Two Italian ports faced an influx of hundreds of migrants on Saturday, as a charity ship sailed toward a Sicilian port with 236 people rescued in the Mediterranean from traffickers' boats, while Italian coast guard and border police brought 532 others to a tiny island.
The maritime rescue group SOS Mediterranee said a ship it operates, Ocean Viking, pulled the migrants to safety four days ago from two rubber dinghies. Upon instructions from Italian authorities, the Ocean Viking was sailing to Augusta, Sicily, with its passengers, 119 of whom were reported to be unaccompanied minors.
SOS Mediterranee said some passengers told rescuers they had been beaten by smugglers based in Libya and forced to embark on the unseaworthy dinghies despite high waves.

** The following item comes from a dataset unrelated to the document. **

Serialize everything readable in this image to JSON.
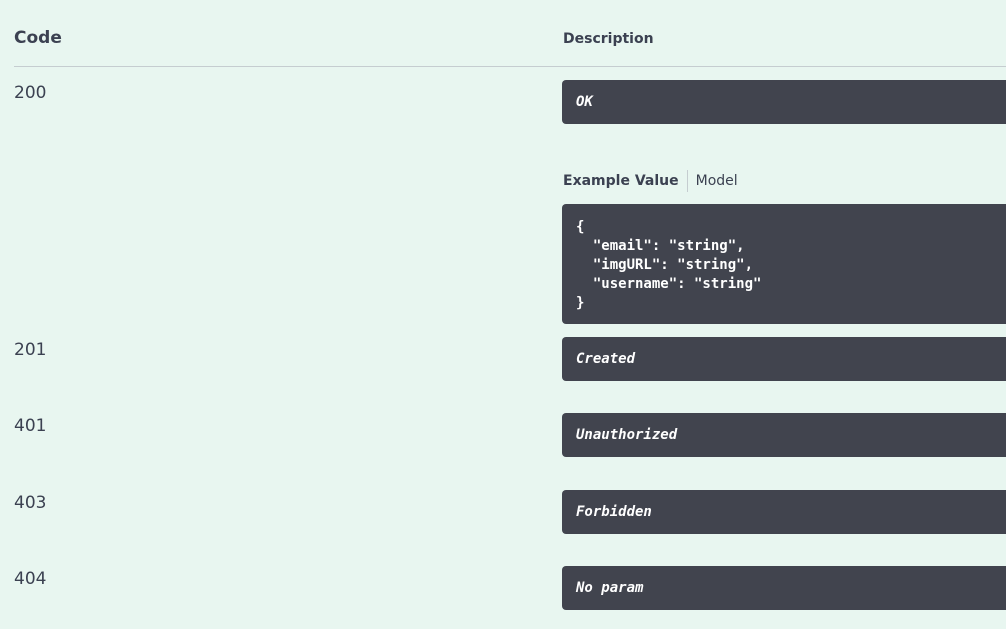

On Italy's southern island of Lampedusa, which is closer to North Africa than to the Italian mainland, Mayor Salvatore Martello said migrants from four boats that needed rescuing stepped ashore overnight. They were brought to safety by Italian coast guard and customs police boats.
Separately, an Italian navy vessel rescued 49 migrants, Italian state TV reported.
Another boat
Still in the central Mediterranean Sea on Saturday was another charity boat, Sea-Watch 4, with 308 people aboard who had been rescued in four separate operations from trafficker-launched vessels, Sea-Watch said in a statement. The first rescue, of 44 people, took place Thursday, it said.
Sea-Watch 4 has asked Italy and Malta for a port at which to disembark the migrants.
"The fact that we, as a civil rescue ship, saved so many people from distress at sea in such a short time again demonstrates the fundamental rescue gap European states have created at the world's most dangerous maritime border," said Hannah Wallace Bowman, the head of mission for Sea-Watch 4.
Warmer weather in the spring often increases the number of vessels launched toward Europe by Libya-based migrant traffickers.
Last month, SOS Mediterranee personnel and a merchant ship spotted several bodies from a shipwrecked dinghy, believed to have been carrying 130 migrants. People on the boat had appealed for help in the waters off Libya, but no coast guard vessels from Libya, Italy or Malta came to their aid, the group said. No survivors were found.
Humanitarian groups have been urging European Union nations to resume the deployment of military vessels on rescue patrols in the Mediterranean. After hundreds of thousands of rescued migrants, many of them ineligible for asylum, were brought to Italy by ships from the coast guard, navy, border police and other nations, large-scale rescue operations in the sea north of Libya were ended.
Italy has been equipping and training the Libyan coast guard to save migrants in their search-and-rescue area and to discourage traffickers.
Harsh treatment reported
Human rights groups and U.N. agencies have denounced inhumane treatment at Libyan detention centers, where migrants rescued or intercepted by the Libyan coast guard are taken. They say migrants endure beatings, rapes and insufficient rations.
On Friday, the United Nations' child welfare agency said a total of 125 Europe-bound children were among those intercepted at sea earlier in the week by Libyan authorities off the Mediterranean coast. UNICEF said most of those rescued were sent to overcrowded detention centers with no or limited access to water.
"Europe can no longer remain passive in the face of recurring shipwrecks while consciously upholding a system of unspeakable abuse by supporting forced returns to Libya," SOS Mediterranee said.
The risk migrants run of perishing at sea is high. UNICEF says at least 350 people, including children and women, have drowned or gone missing in the Mediterranean since January.
According to the Italian Interior Ministry, as of Friday, 9,000 migrants had reached Italy by sea this year.
Both the Italian and Maltese governments in recent years have claimed that private charity boats effectively facilitate trafficking by rescuing migrants at sea. At times, rescue vessels, including commercial ones, have been kept waiting for long stretches before safe ports were assigned.